В основном корпусе Эрхи, где Цветок блокирован, а сознание Мо Жаня постепенно проясняется, мы хорошо замечаем это позиционирование Ши Мэя как человека доброжелательного и тактичного — и одновременно легковесного, как бы утекающего от любых отношений. Он словно бесплотен (и это понятно: в нем мало «животного»). И более намётанный глаз увидит в этом хорошо выстроенную самооборону.

Единственное, что о Ши Мэе можно сказать наверняка — он очень красивый. Это мягкая женственная красота, лишенная всякой агрессии — а потому и не пробуждающая никаких страстей. Ши Мэй эстетичен и гармоничен. Он избегает мужских забав, так как не способен на убийство; даже «божественное оружие» ему не дается. Вместо этого он посвящает себя медицине. «Сестричка шимэй» находит себя как «сестра милосердия».

Это яркие признаки Зрительного вектора, который тут более продвинут, чем у демонстративного Сюэ Мэна, и стоит на другом основании (о чем речь дальше). Ши Мэй никогда не станет «распускать перья» и позерствовать, громко кричать, чтобы привлечь к себе внимание, иным образом выпячивать свою неотразимость, так как это уродство (удар по деликатности остальных). Без_образие, потеря «образа» — то же самое, что потеря Лица.

Из-за женственной зрительной меры, что смягчает любые животные низы, Ши Мэй органически не может быть успешным воином. Даже нечисть он бьет где-то на переферии (читатель лишь предполагает, что это так — ведь все заклинатели делают это). Единственный раз мы видим Ши Мэя в боевой ситуации, и она заканчивается для него гибелью. Речь о поворотном моменте сюжета: о Небесном Разломе, который ученик вместе с учителем латают, чтобы остановить демонический натиск. Ши Мэй не смог выдержать удар, упал с высоты и умер.

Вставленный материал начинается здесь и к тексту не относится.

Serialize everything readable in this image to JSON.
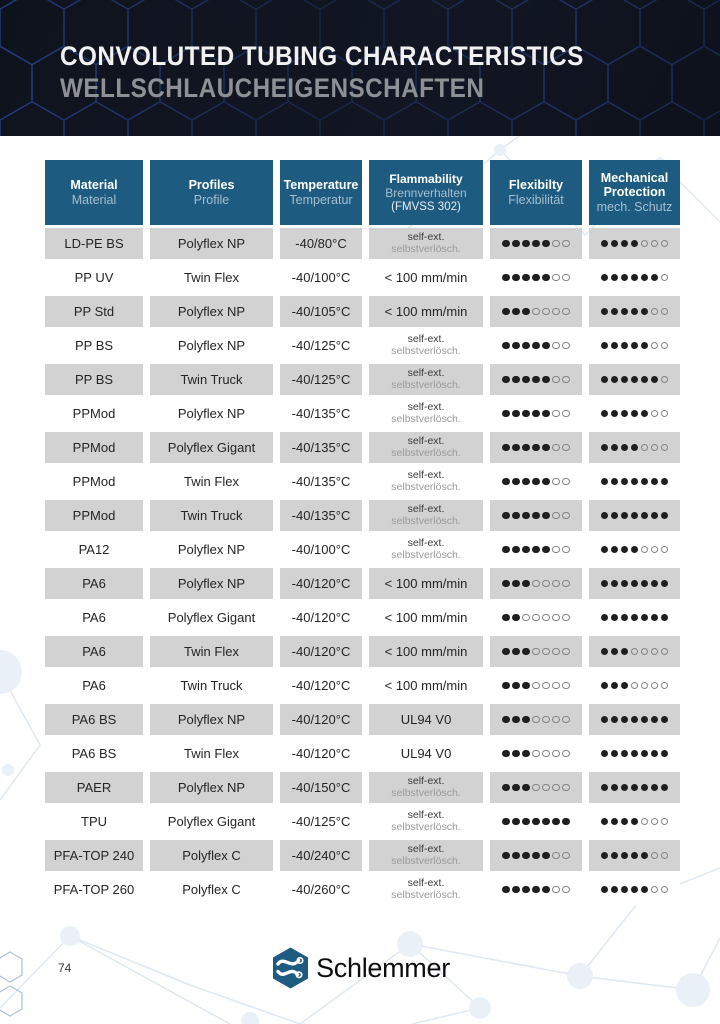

Ему очень идет роль покорной, все простившей жертвы. Как и печальная улыбка, и склоненная к окровавленной земле голова. Снег оседает на холодной коже, на трогательной белой шее… Длинные мягкие волосы припорошены пеплом… Мо Жань, не вини нашего учителя… Какой визуал!

Вот Сюэ Мэну эта роль — при том же зрительном векторе — идет куда меньше. Как-то не кажется, что он смирится, склонит с грустной улыбкой голову и «всех простит». Кажется, напротив, что он будет орать и рваться в бой до последнего, пока еще в сознании. Потому что нижняя мышечная мера — это сама материя, она либо еще жива и борется, либо уже нет.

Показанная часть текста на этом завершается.